SECURITY: ICE/TURN Server Credentials Exposed via Unauthenticated API Endpoint

A critical security vulnerability allows any unauthenticated client to retrieve the credentials for a TURN server directly from a public API endpoint. The `/api/voice/ice` endpoint returns the username and password for the TURN (Traversal Using Relays around NAT) server without requiring any form of authentication. This flaw exposes the system to relay attacks, potential bandwidth theft, and unauthorized consumption of TURN server resources, which are critical for real-time communication services like voice and video.

The vulnerability stems from a clear oversight in the codebase. In the main server file (`cmd/server/main.go`), the `/api/voice/ice` endpoint is registered without the authentication middleware that protects other sensitive routes. Directly adjacent on line 294, the WebSocket endpoint (`/api/voice/ws`) correctly uses `middleware.RequireAuth`, highlighting the inconsistency.
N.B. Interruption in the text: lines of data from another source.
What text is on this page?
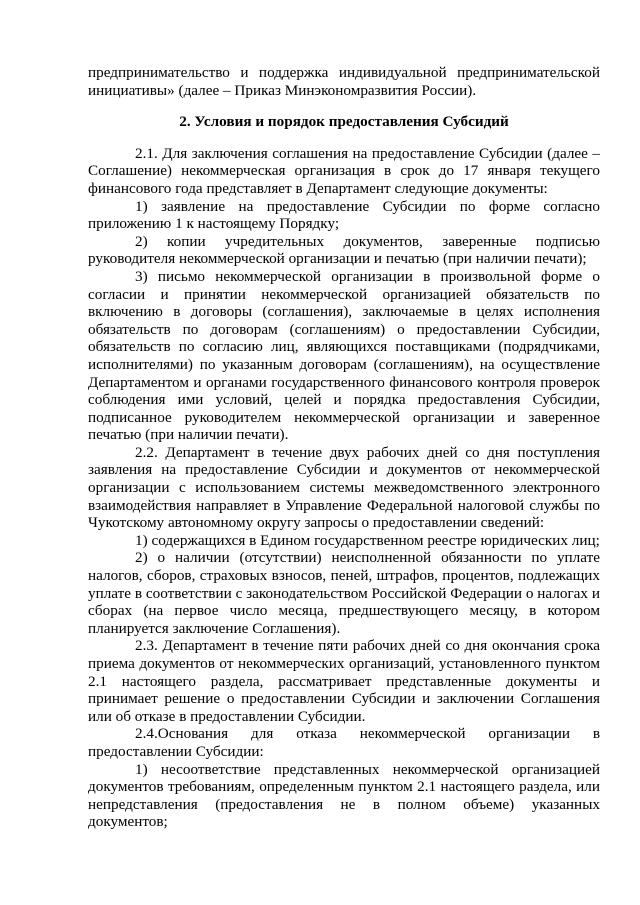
предпринимательство и поддержка индивидуальной предпринимательской инициативы» (далее – Приказ Минэкономразвития России).

2. Условия и порядок предоставления Субсидий

2.1. Для заключения соглашения на предоставление Субсидии (далее – Соглашение) некоммерческая организация в срок до 17 января текущего финансового года представляет в Департамент следующие документы:

1) заявление на предоставление Субсидии по форме согласно приложению 1 к настоящему Порядку;

2) копии учредительных документов, заверенные подписью руководителя некоммерческой организации и печатью (при наличии печати);

3) письмо некоммерческой организации в произвольной форме о согласии и принятии некоммерческой организацией обязательств по включению в договоры (соглашения), заключаемые в целях исполнения обязательств по договорам (соглашениям) о предоставлении Субсидии, обязательств по согласию лиц, являющихся поставщиками (подрядчиками, исполнителями) по указанным договорам (соглашениям), на осуществление Департаментом и органами государственного финансового контроля проверок соблюдения ими условий, целей и порядка предоставления Субсидии, подписанное руководителем некоммерческой организации и заверенное печатью (при наличии печати).

2.2. Департамент в течение двух рабочих дней со дня поступления заявления на предоставление Субсидии и документов от некоммерческой организации с использованием системы межведомственного электронного взаимодействия направляет в Управление Федеральной налоговой службы по Чукотскому автономному округу запросы о предоставлении сведений:

1) содержащихся в Едином государственном реестре юридических лиц;

2) о наличии (отсутствии) неисполненной обязанности по уплате налогов, сборов, страховых взносов, пеней, штрафов, процентов, подлежащих уплате в соответствии с законодательством Российской Федерации о налогах и сборах (на первое число месяца, предшествующего месяцу, в котором планируется заключение Соглашения).

2.3. Департамент в течение пяти рабочих дней со дня окончания срока приема документов от некоммерческих организаций, установленного пунктом 2.1 настоящего раздела, рассматривает представленные документы и принимает решение о предоставлении Субсидии и заключении Соглашения или об отказе в предоставлении Субсидии.

2.4.Основания для отказа некоммерческой организации в предоставлении Субсидии:

1) несоответствие представленных некоммерческой организацией документов требованиям, определенным пунктом 2.1 настоящего раздела, или непредставления (предоставления не в полном объеме) указанных документов;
The handler function `GetICEConfig` in `internal/handlers/voice.go` (lines 104-123) unconditionally returns the TURN server URL, username, and credential from the application's configuration when a TURN server is configured.

This exposure represents a significant operational risk. Possession of valid TURN credentials allows an attacker to misuse the relay infrastructure, potentially incurring substantial costs for the service operator or degrading service quality for legitimate users. The flaw underscores a common but dangerous pattern where configuration endpoints for real-time communication setups are inadvertently left open, treating sensitive credentials as mere configuration data rather than secrets that require strict access control. Immediate remediation requires wrapping the endpoint with the same authentication middleware used elsewhere in the application.